そこで考えたいのは、需要に応じたサービスの選択肢を用意することで、業務の効率化をはかることです。
行政書士業務の中には、多少時間や手間はかかっても、やろうと思えば頑張って何とか自分でできるものも多数あります。
ですから、専門家にすべて依頼することなく自分でやろうという人も一定数いるわけです。
そういった人向けに、例えば情報商材なりキットなりをWEB上で販売するといったことで、利益をあげつつ業務の効率化をはかっていくというのも、ひとつの方法として考えられます。
つまり、行政書士にすべてお任せという優良顧客と、自分でやりたいけれどもノウハウが欲しいという人にサービス内容を選択してもらうということです。
狙い目はすでに市場が飽和状態の業務
キット販売などのターゲットに適しているのは、すでに市場が飽和状態でダンピング合戦の激しいような分野です。
他士業も参入してきているような厳しい分野ですね。報酬単価も下がり続けていて、まともに勝負するのが難しい分野などです。
例えば会社設立といった行政書士にとって比較的難易度の低い業務については、自分でやりたいという人向けのキット販売がやりやすいかもしれません。
会社設立であれば、例えば『自分でできる会社設立キット』といったひな形的なものを1万円なり2万円なりで販売することもできるでしょう。
最初にしっかり商材を作り込めば、たとえ単価は安くてもあとは手間なく利益になっていきます。
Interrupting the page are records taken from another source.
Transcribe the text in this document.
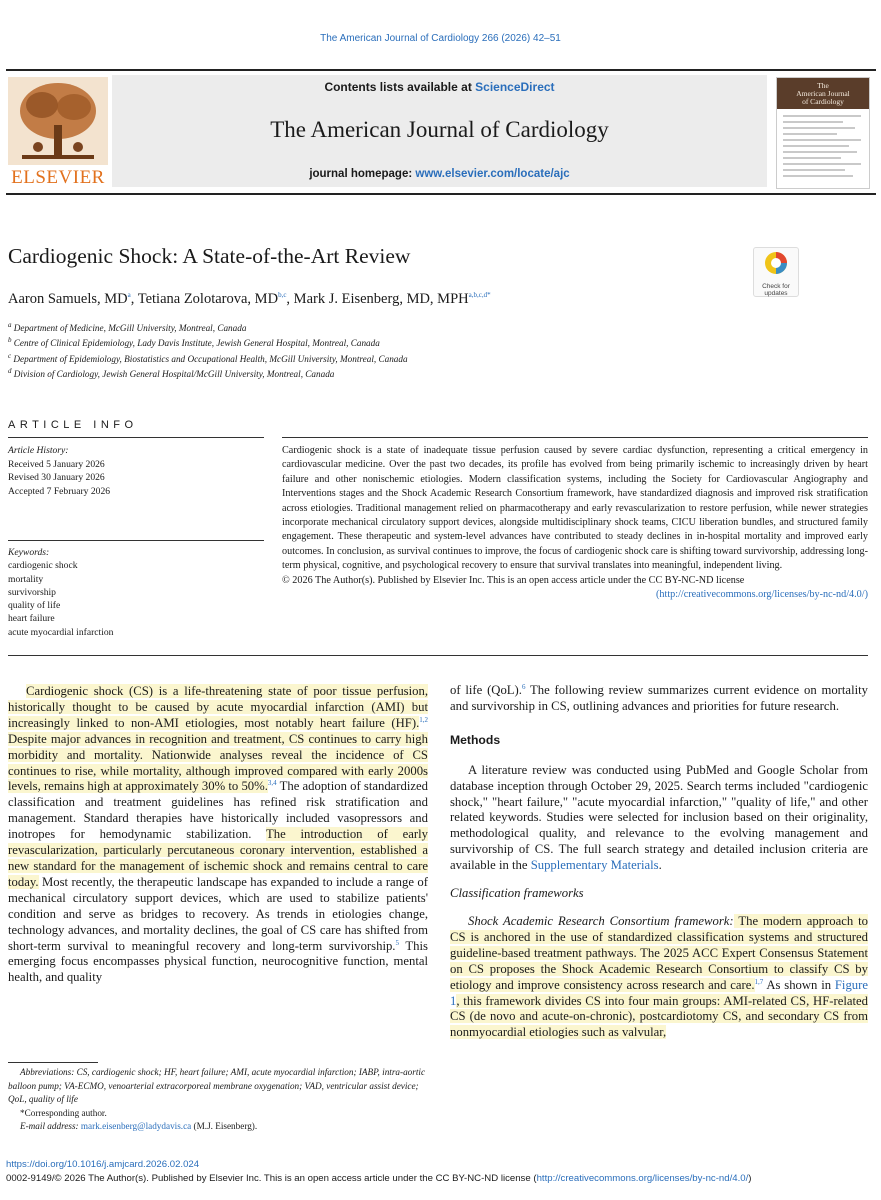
The American Journal of Cardiology 266 (2026) 42–51
ELSEVIER
Contents lists available at ScienceDirect
The American Journal of Cardiology
journal homepage: www.elsevier.com/locate/ajc
The
American Journal
of Cardiology
Cardiogenic Shock: A State-of-the-Art Review
Check for
updates
Aaron Samuels, $MD^a$, Tetiana Zolotarova, MD$^{b,c}$, Mark J. Eisenberg, MD, $MPH^{a,b,c,d*}$
$^a$ Department of Medicine, McGill University, Montreal, Canada
$^b$ Centre of Clinical Epidemiology, Lady Davis Institute, Jewish General Hospital, Montreal, Canada
$^c$ Department of Epidemiology, Biostatistics and Occupational Health, McGill University, Montreal, Canada
$^d$ Division of Cardiology, Jewish General Hospital/McGill University, Montreal, Canada
ARTICLE INFO
Article History:
Received 5 January 2026
Revised 30 January 2026
Accepted 7 February 2026
Keywords:
cardiogenic shock
mortality
survivorship
quality of life
heart failure
acute myocardial infarction
Cardiogenic shock is a state of inadequate tissue perfusion caused by severe cardiac dysfunction, representing a critical emergency in cardiovascular medicine. Over the past two decades, its profile has evolved from being primarily ischemic to increasingly driven by heart failure and other nonischemic etiologies. Modern classification systems, including the Society for Cardiovascular Angiography and Interventions stages and the Shock Academic Research Consortium framework, have standardized diagnosis and improved risk stratification across etiologies. Traditional management relied on pharmacotherapy and early revascularization to restore perfusion, while newer strategies incorporate mechanical circulatory support devices, alongside multidisciplinary shock teams, CICU liberation bundles, and structured family engagement. These therapeutic and system-level advances have contributed to steady declines in in-hospital mortality and improved early outcomes. In conclusion, as survival continues to improve, the focus of cardiogenic shock care is shifting toward survivorship, addressing long-term physical, cognitive, and psychological recovery to ensure that survival translates into meaningful, independent living.
© 2026 The Author(s). Published by Elsevier Inc. This is an open access article under the CC BY-NC-ND license
(http://creativecommons.org/licenses/by-nc-nd/4.0/)

Cardiogenic shock (CS) is a life-threatening state of poor tissue perfusion, historically thought to be caused by acute myocardial infarction (AMI) but increasingly linked to non-AMI etiologies, most notably heart failure (HF).$^{1,2}$ Despite major advances in recognition and treatment, CS continues to carry high morbidity and mortality. Nationwide analyses reveal the incidence of CS continues to rise, while mortality, although improved compared with early 2000s levels, remains high at approximately 30% to 50%.$^{3,4}$ The adoption of standardized classification and treatment guidelines has refined risk stratification and management. Standard therapies have historically included vasopressors and inotropes for hemodynamic stabilization. The introduction of early revascularization, particularly percutaneous coronary intervention, established a new standard for the management of ischemic shock and remains central to care today. Most recently, the therapeutic landscape has expanded to include a range of mechanical circulatory support devices, which are used to stabilize patients' condition and serve as bridges to recovery. As trends in etiologies change, technology advances, and mortality declines, the goal of CS care has shifted from short-term survival to meaningful recovery and long-term survivorship.$^5$ This emerging focus encompasses physical function, neurocognitive function, mental health, and quality

of life (QoL).$^6$ The following review summarizes current evidence on mortality and survivorship in CS, outlining advances and priorities for future research.

Methods

A literature review was conducted using PubMed and Google Scholar from database inception through October 29, 2025. Search terms included "cardiogenic shock," "heart failure," "acute myocardial infarction," "quality of life," and other related keywords. Studies were selected for inclusion based on their originality, methodological quality, and relevance to the evolving management and survivorship of CS. The full search strategy and detailed inclusion criteria are available in the Supplementary Materials.

Classification frameworks

Shock Academic Research Consortium framework: The modern approach to CS is anchored in the use of standardized classification systems and structured guideline-based treatment pathways. The 2025 ACC Expert Consensus Statement on CS proposes the Shock Academic Research Consortium to classify CS by etiology and improve consistency across research and care.$^{1,7}$ As shown in Figure 1, this framework divides CS into four main groups: AMI-related CS, HF-related CS (de novo and acute-on-chronic), postcardiotomy CS, and secondary CS from nonmyocardial etiologies such as valvular,

Abbreviations: CS, cardiogenic shock; HF, heart failure; AMI, acute myocardial infarction; IABP, intra-aortic balloon pump; VA-ECMO, venoarterial extracorporeal membrane oxygenation; VAD, ventricular assist device; QoL, quality of life
*Corresponding author.
E-mail address: mark.eisenberg@ladydavis.ca (M.J. Eisenberg).
https://doi.org/10.1016/j.amjcard.2026.02.024
0002-9149/© 2026 The Author(s). Published by Elsevier Inc. This is an open access article under the CC BY-NC-ND license (http://creativecommons.org/licenses/by-nc-nd/4.0/)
また、定款認証は行政書士に頼んだ方が安くなりますよ、といったことを別料金の付加サービスにするのもいいでしょう。
定款認証なら公証役場に行く程度の手間で済みます。
2万円程度の報酬額でも顧客は損をしませんし(なぜ損しないのかは、実務知識を勉強すればすぐにわかるので割愛します)、何ならアウトソーシングしてしまってもいいと思います。
他にも市場が飽和状態になっている業務は多数あります。それでもアイディア次第で手間なくお金にすることができるのです。
それほど売上には貢献しないかもしれませんが、まったく手間がかからず利益を得ることができるのですから、その分の時間を効率的に使うことができるでしょう。
優良顧客に対しては徹底的に丁寧で迅速な仕事を
一方で、行政書士が本当に大事にすべきなのは、専門家に仕事をすべて任せてくれる『時間をお金で買う』という経営感覚をもった優良顧客です。
こうした経営センスのある顧客というのは、報酬額を決してケチらない代わりに、仕事の内容に関してはとてもシビアです。
ですから、こちらも丁寧かつ迅速な対応をする必要があります。
優良顧客に対しては、高い報酬をもらう代わりに手間や労力を惜しまない仕事をすることが重要となってきます。
そして、こうした優良顧客からの信用をしっかり得て、人脈をどんどん広げていくことに全力を傾けていきましょう。優良な顧客には必ず優良な人脈があるものです。


特にアナログ営業を中心とした行政書士にとっては、どれだけ優良顧客との人脈を広げるられるかが勝負の分かれ目になります。
『あの行政書士に任せていれば大丈夫』という存在になることを目指しましょう。
選択肢を用意することで結果的に顧客満足度も上がる
サービスの選択肢を用意しておくことは、結果として全体の顧客満足度にもつながっていきます。
自分で手続きをやりたい人には、安くて質のよいプロのノウハウを手間なく提供することで満足してもらえます。
また、時間をお金で買う優良顧客に対しては、丁寧かつ迅速に対応して仕事に満足してもらうことができます。
つまり、効率化できるところは徹底的に効率化し、今後の経営にプラスとなる可能性が高い優良顧客に対しては、仕事の労を惜しまないといったメリハリをつけることです。
キット販売といった手法はひとつのアイディアに過ぎません。
経営者として業務をできる限り効率化しつつも、利益を最大化することを常に考えて実践していきましょう。